New Eczema Therapies and Varied Approaches

The Dermatologist is excited to publish this special issue, Eczema & Atopic Dermatitis Treatment Today. It is a ground-breaking time in the development of therapies to treat eczema and atopic dermatitis (AD), with both new therapies and new approaches to treat the condition.

It is estimated that 31.6 million people in the United States have some form of eczema and 4.1 million adults (6%) have AD, according to the National Eczema Association.1,2 About 9.6 million (13%) children younger than 18 years have AD.3 Of this total, 3.2 million children (33%) have moderate to severe AD.3,4 Eczema greatly affects a person’s quality of life5 and also impacts their economic status.6-8 

This issue covers the latest news, and highlights notable trends in the industry in research and treatment. The cover story focuses on new therapeutics for eczema and AD, including updates on investigational new therapies to treat these skin diseases. Recent FDA approvals of therapies to treat eczema/AD are offering new treatment options for individuals living with skin disease. “After so many years of trying to help patients manage their disease with almost nothing that has labeling for this disease in the pediatric age group, we finally have an expanding pipeline,” said Elaine Siegfried, MD, professor of pediatrics and dermatology, Saint Louis University.

The article also looks at new and emerging therapies in phase 2 and phase 3 development, including phosphodiesterase-4 inhibitors, systemic therapeutics targeting AD immune pathways, and Janus kinase inhibitors.

Treatment is often effective with a supportive and multidisciplinary approach.
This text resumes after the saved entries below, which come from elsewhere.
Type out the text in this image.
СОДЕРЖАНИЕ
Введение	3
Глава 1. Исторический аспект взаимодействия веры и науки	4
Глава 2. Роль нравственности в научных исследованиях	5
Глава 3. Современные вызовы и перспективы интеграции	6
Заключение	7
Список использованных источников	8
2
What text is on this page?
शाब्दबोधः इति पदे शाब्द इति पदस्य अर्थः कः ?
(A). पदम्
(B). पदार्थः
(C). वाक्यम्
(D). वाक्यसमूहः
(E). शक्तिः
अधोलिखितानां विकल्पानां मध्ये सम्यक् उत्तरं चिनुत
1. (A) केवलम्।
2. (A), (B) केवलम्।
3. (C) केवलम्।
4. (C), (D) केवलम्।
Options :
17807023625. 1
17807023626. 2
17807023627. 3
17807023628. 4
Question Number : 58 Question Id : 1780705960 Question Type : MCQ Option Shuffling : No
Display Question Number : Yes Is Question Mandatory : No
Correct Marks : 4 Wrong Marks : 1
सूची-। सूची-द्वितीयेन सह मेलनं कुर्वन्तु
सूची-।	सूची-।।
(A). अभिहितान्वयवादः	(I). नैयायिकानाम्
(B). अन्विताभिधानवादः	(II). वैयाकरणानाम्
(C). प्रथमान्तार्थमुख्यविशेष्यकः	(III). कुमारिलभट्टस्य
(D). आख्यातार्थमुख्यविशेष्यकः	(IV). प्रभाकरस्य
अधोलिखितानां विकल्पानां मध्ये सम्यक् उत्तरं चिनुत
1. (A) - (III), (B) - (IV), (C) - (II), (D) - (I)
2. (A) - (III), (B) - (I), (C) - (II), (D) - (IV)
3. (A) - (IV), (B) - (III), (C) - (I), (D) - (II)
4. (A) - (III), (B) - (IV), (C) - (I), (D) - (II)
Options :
The article Itch “Schools” Provide Patient-Facing Education and Support describes several education programs to interested patients with AD and their families. These programs are comprised of multiple weekly sessions that address proper skin care and support led by a professional team consisting of a dermatologist, a psychologist, a nutritionist, and a nurse practitioner. In addition, the programs facilitate peer interaction for those affected by eczema. 

“It’s important that our colleagues know that [itch treatment] is not just about medication; it’s also about relaxation techniques because stress plays an important role in aggravating itch. Identifying stress reduction techniques that work, and introducing them to our patients really helps,” explained Gil Yosipovitch, MD, director of The Itch Center at the University of Miami Miller School of Medicine. 


Lisa B. Samalonis


1. Eczema prevalence in the United States. National Eczema Association website. Accessed September 19, 2017.

2. Hanifin JM, Reed ML; Eczema Prevalence and Impact Working Group. A population-based survey of eczema prevalence in the United States. Dermatitis. 2007;18(2):82-91.

3. Silverberg J, Simpson E. Associations of childhood eczema severity: a US population based study. Dermatitis. 2014;25(3):107-114. 

4. Ballardini N, Kull I, Soderhall C, Lilja G, Wickman M, Wahlgren CF. Eczema severity in preadolescent children and its relation to sex, filaggrin mutations, asthma, rhinitis, aggravating factors and topical treatment: a report from the BAMSE birth cohort. Br J Dermatol. 2013;168(3):588-594.

5. Anderson RT, Rajagopalan R. Effects of allergic dermatosis on health-related quality of life. Curr Allergy Asthma Rep 2001;1(4):309-315.

6. Holm E, Esmann S, Jemec G. The handicap caused by atopic dermatitis – sick leave and job avoidance. J Eur Acad Dermatol Venereol. 2006;20(3):255-259. 

7. Misery L, Finlay AY, Martin N, et al. Atopic dermatitis: impact on the quality of life of patients and their partners. Dermatology. 2007;215(2):123-129.

8. Drucker AM, Wang AR, Qureshi AA. Research gaps in quality of life and economic burden of atopic dermatitis: The National Eczema Association Burden of Disease Audit. JAMA Dermatol. 2016;152(8):873-874.